(July 23): India’s Supreme Court rejected petitions by telecom companies seeking a reassessment of how much they owe the government, a two-decade-long dispute that threatens the survival of cash-strapped Vodafone Idea Ltd.
A two-judge panel headed by L Nageswara Rao on Friday dismissed the petitions by Vodafone Idea and Bharti Airtel Ltd. “All applications are dismissed,” Rao said without giving reasons. A detailed copy of the order is awaited. During the previous hearing, judges referred to a verdict last year that said no recalculation would be allowed.
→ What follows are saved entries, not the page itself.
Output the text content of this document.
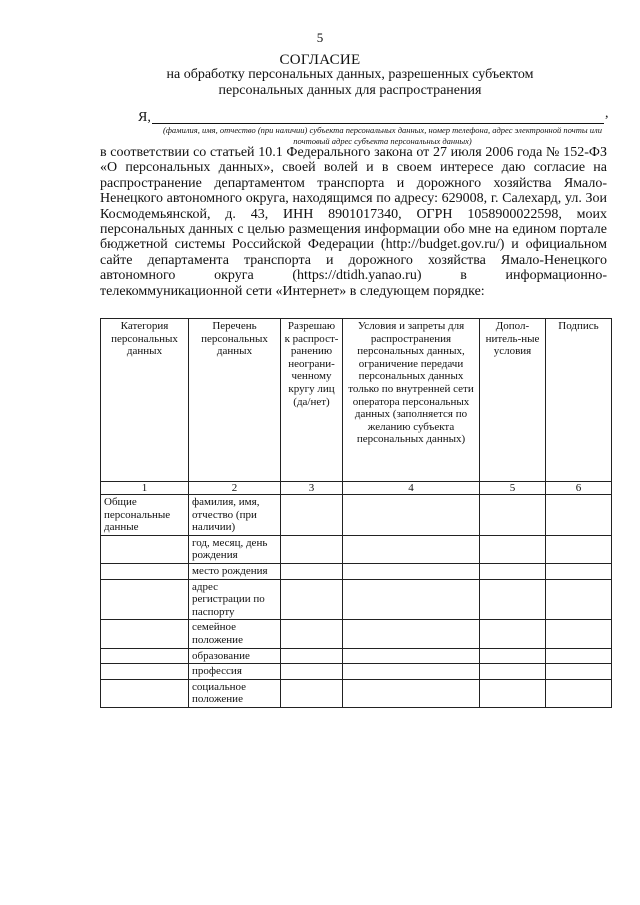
5
СОГЛАСИЕ
на обработку персональных данных, разрешенных субъектом персональных данных для распространения
Я,	,
(фамилия, имя, отчество (при наличии) субъекта персональных данных, номер телефона, адрес электронной почты или почтовый адрес субъекта персональных данных)
в соответствии со статьей 10.1 Федерального закона от 27 июля 2006 года № 152-ФЗ «О персональных данных», своей волей и в своем интересе даю согласие на распространение департаментом транспорта и дорожного хозяйства Ямало-Ненецкого автономного округа, находящимся по адресу: 629008, г. Салехард, ул. Зои Космодемьянской, д. 43, ИНН 8901017340, ОГРН 1058900022598, моих персональных данных с целью размещения информации обо мне на едином портале бюджетной системы Российской Федерации (http://budget.gov.ru/) и официальном сайте департамента транспорта и дорожного хозяйства Ямало-Ненецкого автономного округа (https://dtidh.yanao.ru) в информационно-телекоммуникационной сети «Интернет» в следующем порядке:
Категория персональных данных	Перечень персональных данных	Разрешаю к распрост-ранению неограни-ченному кругу лиц (да/нет)	Условия и запреты для распространения персональных данных, ограничение передачи персональных данных только по внутренней сети оператора персональных данных (заполняется по желанию субъекта персональных данных)	Допол-нитель-ные условия	Подпись
1	2	3	4	5	6
Общие персональные данные	фамилия, имя, отчество (при наличии)				
	год, месяц, день рождения				
	место рождения				
	адрес регистрации по паспорту				
	семейное положение				
	образование				
	профессия				
	социальное положение				
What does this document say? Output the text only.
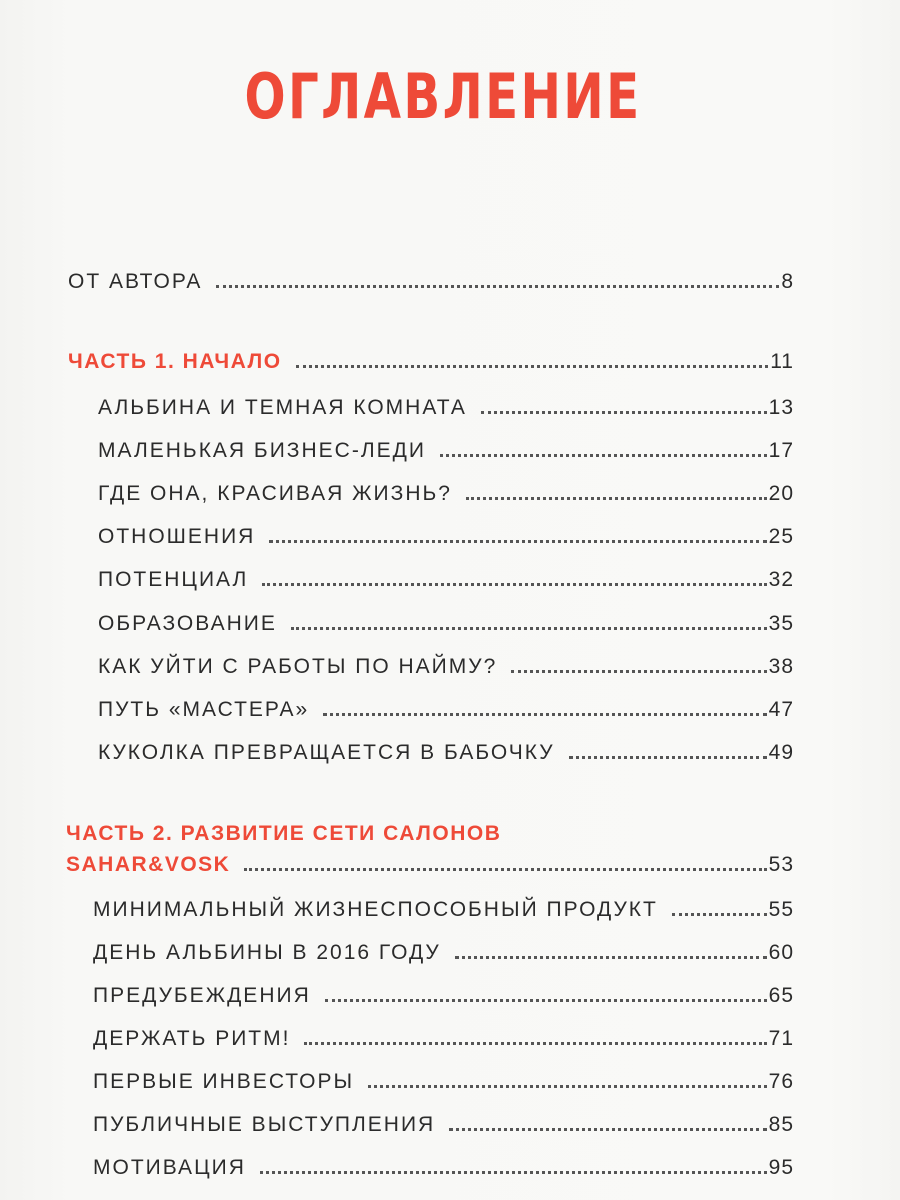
ОГЛАВЛЕНИЕ
ОТ АВТОРА	8
ЧАСТЬ 1. НАЧАЛО	11
АЛЬБИНА И ТЕМНАЯ КОМНАТА	13
МАЛЕНЬКАЯ БИЗНЕС-ЛЕДИ	17
ГДЕ ОНА, КРАСИВАЯ ЖИЗНЬ?	20
ОТНОШЕНИЯ	25
ПОТЕНЦИАЛ	32
ОБРАЗОВАНИЕ	35
КАК УЙТИ С РАБОТЫ ПО НАЙМУ?	38
ПУТЬ «МАСТЕРА»	47
КУКОЛКА ПРЕВРАЩАЕТСЯ В БАБОЧКУ	49
ЧАСТЬ 2. РАЗВИТИЕ СЕТИ САЛОНОВ
SAHAR&VOSK	53
МИНИМАЛЬНЫЙ ЖИЗНЕСПОСОБНЫЙ ПРОДУКТ	55
ДЕНЬ АЛЬБИНЫ В 2016 ГОДУ	60
ПРЕДУБЕЖДЕНИЯ	65
ДЕРЖАТЬ РИТМ!	71
ПЕРВЫЕ ИНВЕСТОРЫ	76
ПУБЛИЧНЫЕ ВЫСТУПЛЕНИЯ	85
МОТИВАЦИЯ	95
The ruling comes as a setback for Vodafone and Bharti, which still need to pay more than half of their dues, and may strengthen rival Jio that escaped the arrears because it began operating much later. The joint venture between Vodafone Group Plc and Indian billionaire Kumar Mangalam Birla’s conglomerate averted bankruptcy last year when the court allowed the firms a decade to pay the money
Vodafone’s lawyers on Monday told the court the company is making a loss and can “go under” if the rectification is not allowed. Vodafone Idea has paid about US$1.2 billion of its total dues of US$7.8 billion, and Bharti US$2.5 billion of a total bill of US$5.9 billion.
The court had last year allowed operators to clear dues in 10 years. They have to pay around US$14 billion in combined payments.
Vodafone Idea has been reporting losses for 11 consecutive quarters through March, when the operator’s net debt stood around US$24 billion. It owes around US$3 billion to lenders and the rest to the federal government as charges for airwaves usage, the company had said in a statement.